No Hables con Extraños, la alegoría social de James Watkins
Cualquiera que haya visto el thriller danés de 2022, Speak No Evil, sabe una cosa: que ya nunca más hará amigos durante las vacaciones. La película de Christian Tafdrup es eso que David Fincher le pide al cine: que deje marcas. Una obra maestra del terror contemporáneo, que construye un escenario hiperrealista cargado de tensión psicológica, antes de que se convierta en un teatro sádico de la naturaleza humana, donde el miedo a ofender es más fuerte que el miedo al dolor y los buenos modales son una manera de morir con educación.
La remake No Hables con Extraños (2024), dirigida por James Watkins (The Woman in Black, Eden Lake) para Blumhouse, retoma la premisa de la versión original, pero de alguna manera la adultera: hace concesiones con su lado más violento y sexual, para dejar sólo la atmósfera enrarecida, llena de incomodidad y amenaza latente, donde la cortesía forzada y la obediencia debida a las normas sociales se convierten en una sentencia de muerte.
No Hables con Extraños sigue a Ben (Scoot McNairy) y Louise Dalton (Mackenzie Davis), una pareja educada de estadounidenses que viven en Londres con su hija, Agnes (Alix West Lefler). Durante sus vacaciones en la Toscana italiana, conocen a Paddy (James McAvoy) y Ciara (Aisling Franciosi), y su hijo mudo, Ant (Dan Hough). Paddy y Ciara son lo que ellos no, pero les gustaría: ruidosos, carismáticos, transgresores. Libres. No pasa mucho tiempo antes de que Ben y Louise acepten su invitación a quedarse en su remota granja rural durante un fin de semana.
Lo que era un viaje de placer se convierte en un juego perverso de sumisión y poder, donde cada gesto amable es una trampa y cada sonrisa una amenaza disimulada. Pero si en la película danesa las dos parejas convivían en un plano más horizontal, el guion de Watkins elige el contraste directo, como una versión postmoderna de civilización y barbarie, donde James McAvoy es una fuerza de la naturaleza rústica alrededor del cual giran el resto de los personajes.

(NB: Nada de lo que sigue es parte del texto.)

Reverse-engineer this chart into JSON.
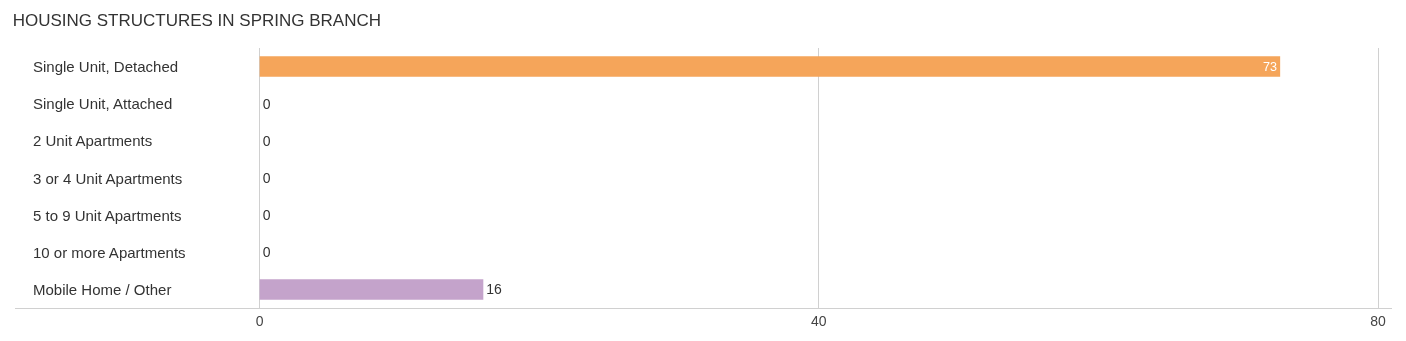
{
  "chart_data": {
    "type": "bar",
    "orientation": "horizontal",
    "title": "HOUSING STRUCTURES IN SPRING BRANCH",
    "categories": [
      "Single Unit, Detached",
      "Single Unit, Attached",
      "2 Unit Apartments",
      "3 or 4 Unit Apartments",
      "5 to 9 Unit Apartments",
      "10 or more Apartments",
      "Mobile Home / Other"
    ],
    "values": [
      73,
      0,
      0,
      0,
      0,
      0,
      16
    ],
    "colors": [
      "#f5a55a",
      "#f0a8a8",
      "#a9c8ec",
      "#a9c8ec",
      "#a9c8ec",
      "#a9c8ec",
      "#c4a3cb"
    ],
    "xlim": [
      -17.5,
      81
    ],
    "xticks": [
      0,
      40,
      80
    ],
    "grid": "x",
    "data_labels": true
  }
}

Como en la versión danesa, No Hables con Extraños esquiva los clichés del cine de terror convencional. Aquí el verdadero horror no reside en lo sobrenatural, sino en las situaciones cotidianas. Paddy, como anfitrión, es una figura que se mueve entre la hospitalidad exagerada y la amenaza apenas disimulada. La relación con Ben y Louise se convierte en una coreografía macabra de gestos forzados y sonrisas tensas, donde la condescendencia da paso gradualmente a una incomodidad hecha de pequeños gestos y comentarios que desnudan la hipocresía de la clase media, y cada disculpa esconde un acto de manipulación.
Muchas escenas están cargadas de un doble sentido, de una ambigüedad que a veces recuerda a los mejores trabajos de Michael Haneke –Caché o Funny Games– y al masoquismo maníaco de Sam Peckinpah en Perros de Paja. Watkins, como Haneke, nos obliga a confrontar nuestra propia complacencia con lo que vemos, nuestra tendencia a ignorar las señales de peligro por miedo al conflicto, como un reflejo distorsionado de la pasividad y dependencia de la aceptación social.
No Hables con Extraños es una reflexión sobre la fragilidad de la civilización moderna: sobre el poder destructivo de la apatía, de la obediencia debida a las convenciones que, en última instancia, son deshumanizadoras. Pero a diferencia de la versión original, que se inclinaba más hacia el minimalismo nórdico, Watkins opta por un enfoque más barroco en su manejo de los personajes y situaciones, para terminar ofreciendo la recompensa moral -completamente ausente en Tafdrup- del cine de masas.
Watkins no llega a arruinar el material original, pero domestica su transgresión, su patetismo, su vitalidad y las convierte en entretenimiento. Igualmente, No Hables con Extraños es un ejercicio de tensión sostenida que subraya la idea de que el mal puede ser banal, cotidiano, y esconderse detrás de la diplomacia y la amabilidad. En este sentido, la película es política, tanto un estudio social como un thriller psicológico: una exploración de los límites de nuestra tolerancia, de cuánto estamos dispuestos a soportar antes de que sea demasiado tarde. El verdadero horror no está en lo desconocido, sino en quienes nos dicen lo que queremos escuchar.